1. Par avis en date du 12 septembre 2023, la collectivité de Saint-Barthélemy a engagé une consultation, sous la forme d'un appel d'offre ouvert, pour l'attribution d'un marché de travaux relatif à la construction d'un centre culturel comprenant un parking souterrain divisé en 23 lots, dont un lot n°20 " Peinture ". Par courrier en date du 28 juin 2024, la société requérante Enduit Déco Peinture a été informée du rejet de son offre au motif que son offre, classée deuxième, était économiquement moins intéressante que celle retenue. La société requérante demande au juge des référés, statuant sur le fondement de l'article L. 551-1 du code de justice administrative d'annuler la décision de rejet de son offre ainsi que la procédure de passation au stade de l'analyse des offres et d'enjoindre à la collectivité de Saint-Barthélemy d'apprécier à nouveau les offres concurrentes du lot n°20.

Sur les conclusions présentées sur le fondement des articles L. 551-6 et L. 551-7 du code de justice administrative :

2. Comme le fait valoir la collectivité de Saint-Barthélemy en défense, il y a lieu de rejeter les conclusions formulées au titre des dispositions des articles L. 551-6 et L. 551-7 du code de justice administrative dès lors que ces dispositions ne sont pas applicables aux marchés par un pouvoir adjudicateur tels que celui en litige.

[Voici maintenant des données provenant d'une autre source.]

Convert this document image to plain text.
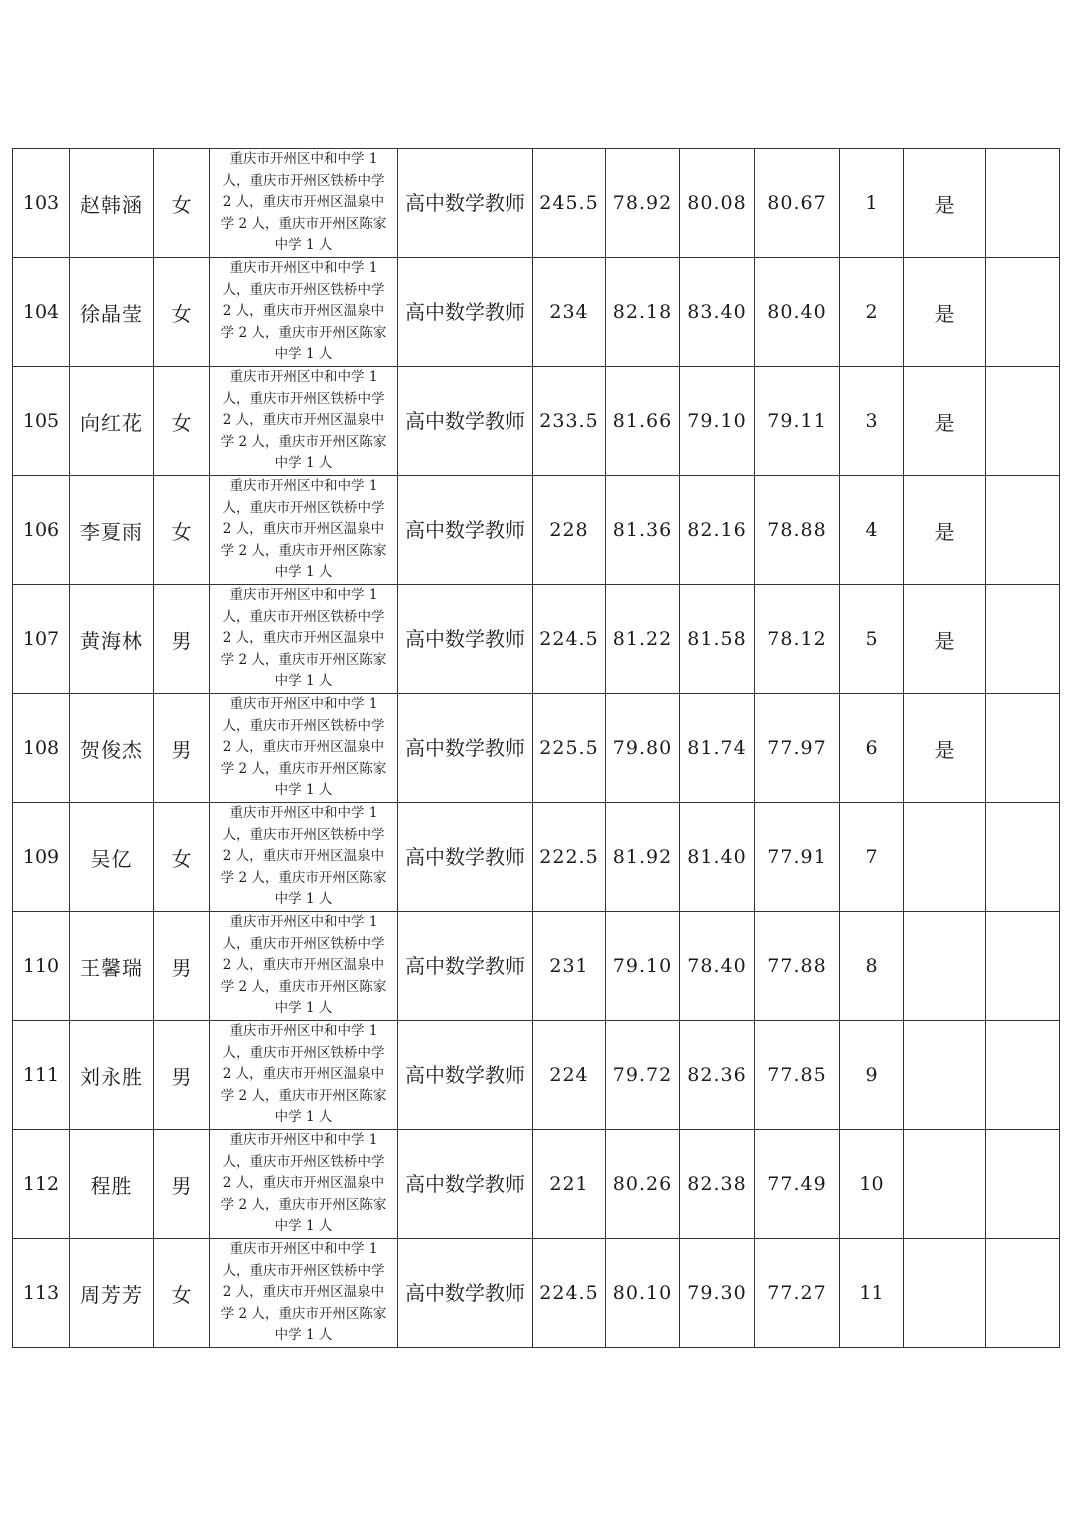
103	赵韩涵	女	重庆市开州区中和中学 1
人，重庆市开州区铁桥中学
2 人，重庆市开州区温泉中
学 2 人，重庆市开州区陈家
中学 1 人	高中数学教师	245.5	78.92	80.08	80.67	1	是	
104	徐晶莹	女	重庆市开州区中和中学 1
人，重庆市开州区铁桥中学
2 人，重庆市开州区温泉中
学 2 人，重庆市开州区陈家
中学 1 人	高中数学教师	234	82.18	83.40	80.40	2	是	
105	向红花	女	重庆市开州区中和中学 1
人，重庆市开州区铁桥中学
2 人，重庆市开州区温泉中
学 2 人，重庆市开州区陈家
中学 1 人	高中数学教师	233.5	81.66	79.10	79.11	3	是	
106	李夏雨	女	重庆市开州区中和中学 1
人，重庆市开州区铁桥中学
2 人，重庆市开州区温泉中
学 2 人，重庆市开州区陈家
中学 1 人	高中数学教师	228	81.36	82.16	78.88	4	是	
107	黄海林	男	重庆市开州区中和中学 1
人，重庆市开州区铁桥中学
2 人，重庆市开州区温泉中
学 2 人，重庆市开州区陈家
中学 1 人	高中数学教师	224.5	81.22	81.58	78.12	5	是	
108	贺俊杰	男	重庆市开州区中和中学 1
人，重庆市开州区铁桥中学
2 人，重庆市开州区温泉中
学 2 人，重庆市开州区陈家
中学 1 人	高中数学教师	225.5	79.80	81.74	77.97	6	是	
109	吴亿	女	重庆市开州区中和中学 1
人，重庆市开州区铁桥中学
2 人，重庆市开州区温泉中
学 2 人，重庆市开州区陈家
中学 1 人	高中数学教师	222.5	81.92	81.40	77.91	7		
110	王馨瑞	男	重庆市开州区中和中学 1
人，重庆市开州区铁桥中学
2 人，重庆市开州区温泉中
学 2 人，重庆市开州区陈家
中学 1 人	高中数学教师	231	79.10	78.40	77.88	8		
111	刘永胜	男	重庆市开州区中和中学 1
人，重庆市开州区铁桥中学
2 人，重庆市开州区温泉中
学 2 人，重庆市开州区陈家
中学 1 人	高中数学教师	224	79.72	82.36	77.85	9		
112	程胜	男	重庆市开州区中和中学 1
人，重庆市开州区铁桥中学
2 人，重庆市开州区温泉中
学 2 人，重庆市开州区陈家
中学 1 人	高中数学教师	221	80.26	82.38	77.49	10		
113	周芳芳	女	重庆市开州区中和中学 1
人，重庆市开州区铁桥中学
2 人，重庆市开州区温泉中
学 2 人，重庆市开州区陈家
中学 1 人	高中数学教师	224.5	80.10	79.30	77.27	11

Sur les conclusions principales présentées sur le fondement de l'article L. 551-1 du code de justice administrative :

3. Aux termes de l'article L. 551-1 du code de justice administrative : " Le président du tribunal administratif, ou le magistrat qu'il délègue, peut être saisi en cas de manquement aux obligations de publicité et de mise en concurrence auxquelles est soumise la passation par les pouvoirs adjudicateurs de contrats administratifs ayant pour objet l'exécution de travaux, la livraison de fournitures ou la prestation de services, avec une contrepartie économique constituée par un prix ou un droit d'exploitation, la délégation d'un service public ou la sélection d'un actionnaire opérateur économique d'une société d'économie mixte à opération unique. () / Le juge est saisi avant la conclusion du contrat. ". Aux termes de l'article L. 551-2 du même code : " I. - Le juge peut ordonner à l'auteur du manquement de se conformer à ses obligations et suspendre l'exécution de toute décision qui se rapporte à la passation du contrat, sauf s'il estime, en considération de l'ensemble des intérêts susceptibles d'être lésés et notamment de l'intérêt public, que les conséquences négatives de ces mesures pourraient l'emporter sur leurs avantages. / Il peut, en outre, annuler les décisions qui se rapportent à la passation du contrat et supprimer les clauses ou prescriptions destinées à figurer dans le contrat et qui méconnaissent lesdites obligations. ". L'article L. 551-10 prévoit que : " Les personnes habilitées à engager les recours prévus aux articles L. 551-1 et L. 551-5 sont celles qui ont un intérêt à conclure le contrat ou à entrer au capital de la société d'économie mixte à opération unique et qui sont susceptibles d'être lésées par le manquement invoqué, ainsi que le représentant de l'Etat dans le cas où le contrat doit être conclu par une collectivité territoriale, un groupement de collectivités territoriales ou un établissement public local. () ".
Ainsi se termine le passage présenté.